Encrypted malware is a catchphrase that includes not only encrypted malware but also obfuscated and packed malware.

Dynamic analysis is all about making the malware successfully execute in a controlled environment. Therefore, its limitation is because of the different malware dependencies that enable it to run successfully in a target system. They are the following:

Images   Program dependencies

Images   User dependencies

Images   Environment dependencies

Images   Timing dependencies

Images   Event dependencies

If one of these dependencies is not satisfied, the malware may not execute any or all of its functions. If the malware does not run because of an unsatisfied condition or dependency, no data will be collected during dynamic analysis. If the malware does run but some of its routines or functions are dependent on some of the factors mentioned, no data will be collected from those functions, which can result in an incomplete picture of the malware’s behavior. This is the main reason why some malware analysis systems produce little data compared to other analysis systems. The malware analysis system that can satisfy more malware dependencies will produce more malware analysis data.

For example, automated dynamic analysis systems, also known as automated malware sandboxes, can record only the malware behavior that the malware exhibits during the short amount of time it is running. Some functions that require special conditions, such as a user logged in to Facebook, an e-mail client running, network connection conditions such as home network versus corporate network, or even those that require hours to start executing their directive, will not be executed by the malware; thus, no visible behavior can be observed, resulting to zero data gathered for those special functions. If the analyst opts to not use an automated sandbox but instead use more of an interactive malware environment that she has control of and can be active as long as needed, it will still be hard for her to see all possible execution paths of the malware, especially if she does not have knowledge of the triggers or dependencies.

NOTE

Reversing, a short term for malware reverse engineering, uncovers these special conditions and helps improve malware sandbox implementations.

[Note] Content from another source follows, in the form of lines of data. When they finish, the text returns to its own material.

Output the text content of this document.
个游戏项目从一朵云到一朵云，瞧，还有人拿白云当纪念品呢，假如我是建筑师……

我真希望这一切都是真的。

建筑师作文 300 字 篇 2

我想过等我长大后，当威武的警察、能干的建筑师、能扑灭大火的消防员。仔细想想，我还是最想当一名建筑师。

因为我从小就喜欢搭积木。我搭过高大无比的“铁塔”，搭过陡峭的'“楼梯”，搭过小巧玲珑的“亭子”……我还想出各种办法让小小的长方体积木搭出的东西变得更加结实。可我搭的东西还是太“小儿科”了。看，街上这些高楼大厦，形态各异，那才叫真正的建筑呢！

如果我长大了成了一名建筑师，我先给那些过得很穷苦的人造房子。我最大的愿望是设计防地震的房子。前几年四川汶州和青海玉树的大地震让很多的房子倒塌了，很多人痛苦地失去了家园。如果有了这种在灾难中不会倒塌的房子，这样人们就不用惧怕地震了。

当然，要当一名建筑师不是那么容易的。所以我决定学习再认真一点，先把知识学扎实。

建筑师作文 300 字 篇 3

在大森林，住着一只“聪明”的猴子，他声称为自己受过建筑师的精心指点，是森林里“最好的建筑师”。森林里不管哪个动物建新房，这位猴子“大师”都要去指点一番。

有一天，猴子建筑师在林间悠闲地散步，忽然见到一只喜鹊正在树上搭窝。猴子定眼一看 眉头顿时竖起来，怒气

The Malware Analysis Process

Malware analysis is an art. Depending on the researcher’s knowledge and skill, she might approach analyzing malware using different techniques and methods. The approach an analyst takes is often influenced by the experience she has gained through years of analyzing different kinds of malware. One researcher’s approach might differ slightly or greatly with another researcher’s but yield similar results. One thing is certain, no matter what techniques and methods a researcher or an analyst employs, the malware analysis process can be represented succinctly, as shown in Figure 1-1.

Images


Figure 1-1   Malware analysis process.

Figure 1-1 shows that the malware file, represented as VX (which is a common term used in the industry to symbolize virus in the past and now malware as a whole), is subjected into static analysis. The data, which can be used to generate usable information, gathered from static analysis is collected and added to artifacts, code, and other information collected about the malware. The end goal here is to identify the malware’s main directive and to create a solution for the malware to prevent it from spreading, detect its presence, and remediate, if possible, the malware infection. In most cases, static analysis is not enough, so the malware is subjected to dynamic analysis, where malware undergoes further scrutiny while it is running on a target system. The data gathered from dynamic analysis is added to the data collected from static analysis. If the data gathered from both static and dynamic analyses is enough to produce actionable intelligence to prevent the spread of malware, detect its presence, and possibly remediate compromise systems, then the analysis process usually ends. But if the malware proves to be difficult and static analysis and dynamic analysis yield poor results, reverse engineering is done to get to the bottom of what the malware really is.

TIP

When analyzing malware, there is no need to choose between the two types of static analysis or dynamic analysis. They complement each other and should be done one after the other.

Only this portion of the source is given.